WTI reverses sharply lower from highest since 2008, back to barely higher near $116 with geopolitics in focus

  • WTI has pulled back sharply to the $116s after hitting its highest levels since 2008 above $127.50.
  • Chatter of a Western ban on Russian exports spurred the initial surge higher, though Germany and Japan pushed back.

Though still trading with on the daily gains of about than $1.0 in the $116 per barrel area, front-month WTI futures have seen a substantial pullback from earlier session highs. For reference, WTI surged to its highest levels since 2008 on Monday, printing near-14-year highs in around $127.50 mark, up a massive near $13.00 on the session. That means that even despite the more than $11 pullback from intra-day highs, WTI still trades with on-the-month gains of more than $20 – incredible given it's only the seventh day of the month.

Geopolitics (Russia’s invasion of Ukraine and the West’s response with sanctions) has of course been the major bullish catalyst of the recent historic bull run. The latest leg higher was triggered by chatter from US leaders in the government and Congress about a potential ban on Russian energy imports, as well as coordinating such a ban with European and other partners. Germany and Japan appear to have both ruled this out, for now, news which is likely behind the aggressive reversal back from highs in recent hours.  

“With the surge in geopolitical tensions, uncertainty and anxiety, it would be quite difficult to accurately gauge the top of this rally” said one analyst. “We consider $125 per barrel, our near-term forecast for Brent crude oil, as a soft cap for prices, although prices could rise even higher should disruptions worsen or continue for a longer period” said another analyst at UBS. “A prolonged war could see Brent moving above the $150 per barrel mark,” they added.

One thing is for sure, amid massive uncertainty on multiple fronts, volatility is likely to remain a feature in global oil markets for some time.
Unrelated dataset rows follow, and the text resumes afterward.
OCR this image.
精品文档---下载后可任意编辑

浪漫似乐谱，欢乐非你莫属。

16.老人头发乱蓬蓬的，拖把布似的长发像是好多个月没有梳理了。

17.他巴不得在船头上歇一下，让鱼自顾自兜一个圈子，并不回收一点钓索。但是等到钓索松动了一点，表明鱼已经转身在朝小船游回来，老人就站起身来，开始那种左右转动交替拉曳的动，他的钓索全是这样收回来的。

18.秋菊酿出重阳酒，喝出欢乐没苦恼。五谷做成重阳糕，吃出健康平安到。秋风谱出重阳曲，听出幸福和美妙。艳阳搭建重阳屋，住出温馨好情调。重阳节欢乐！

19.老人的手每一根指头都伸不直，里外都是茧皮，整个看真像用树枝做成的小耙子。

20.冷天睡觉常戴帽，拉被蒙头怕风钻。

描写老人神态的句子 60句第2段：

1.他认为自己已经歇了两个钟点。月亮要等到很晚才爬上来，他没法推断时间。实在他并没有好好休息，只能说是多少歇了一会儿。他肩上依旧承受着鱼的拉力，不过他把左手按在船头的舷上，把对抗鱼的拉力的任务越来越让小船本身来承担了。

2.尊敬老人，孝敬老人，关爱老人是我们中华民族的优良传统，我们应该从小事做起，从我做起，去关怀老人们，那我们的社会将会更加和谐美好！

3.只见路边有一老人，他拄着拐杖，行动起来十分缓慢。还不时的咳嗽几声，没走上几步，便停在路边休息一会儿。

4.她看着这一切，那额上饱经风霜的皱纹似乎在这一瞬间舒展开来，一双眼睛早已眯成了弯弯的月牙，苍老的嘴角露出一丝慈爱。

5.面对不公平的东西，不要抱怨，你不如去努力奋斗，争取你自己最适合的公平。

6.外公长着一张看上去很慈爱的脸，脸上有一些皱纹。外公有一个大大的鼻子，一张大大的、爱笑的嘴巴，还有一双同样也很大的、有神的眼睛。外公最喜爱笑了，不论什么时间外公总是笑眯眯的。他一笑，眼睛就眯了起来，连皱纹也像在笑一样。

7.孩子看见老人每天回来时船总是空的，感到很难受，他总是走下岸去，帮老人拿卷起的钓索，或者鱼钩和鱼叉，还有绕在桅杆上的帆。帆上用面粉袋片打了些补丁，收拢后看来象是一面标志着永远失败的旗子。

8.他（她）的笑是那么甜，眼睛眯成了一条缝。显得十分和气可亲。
Talks to revive the 2015 Iran nuclear pact reportedly run into some difficulties over the weekend amid new Russian demands, dampening the prospect of an imminent return of much-needed Iranian oil exports. The US now appears to be buttering up Venezuela for more exports and looking at measures to increase output in North America, but if Russian exports are about to be/already severed from the global markets, this will likely be viewed as too little too late.

As major US and other Western banks fall over themselves forecasting that oil will soon surge into the upper $100s per barrel, it seems likely that WTI will remain a buy on dips. Amid elevated volatility, conditions are set to remain highly challenging for intra-day traders. WTI it currently probing last week’s highs in the $116.00s and some may be tempted to add to longs in this area. Should this level go, there isn’t much by way of support all the way down to the $105-$107 area.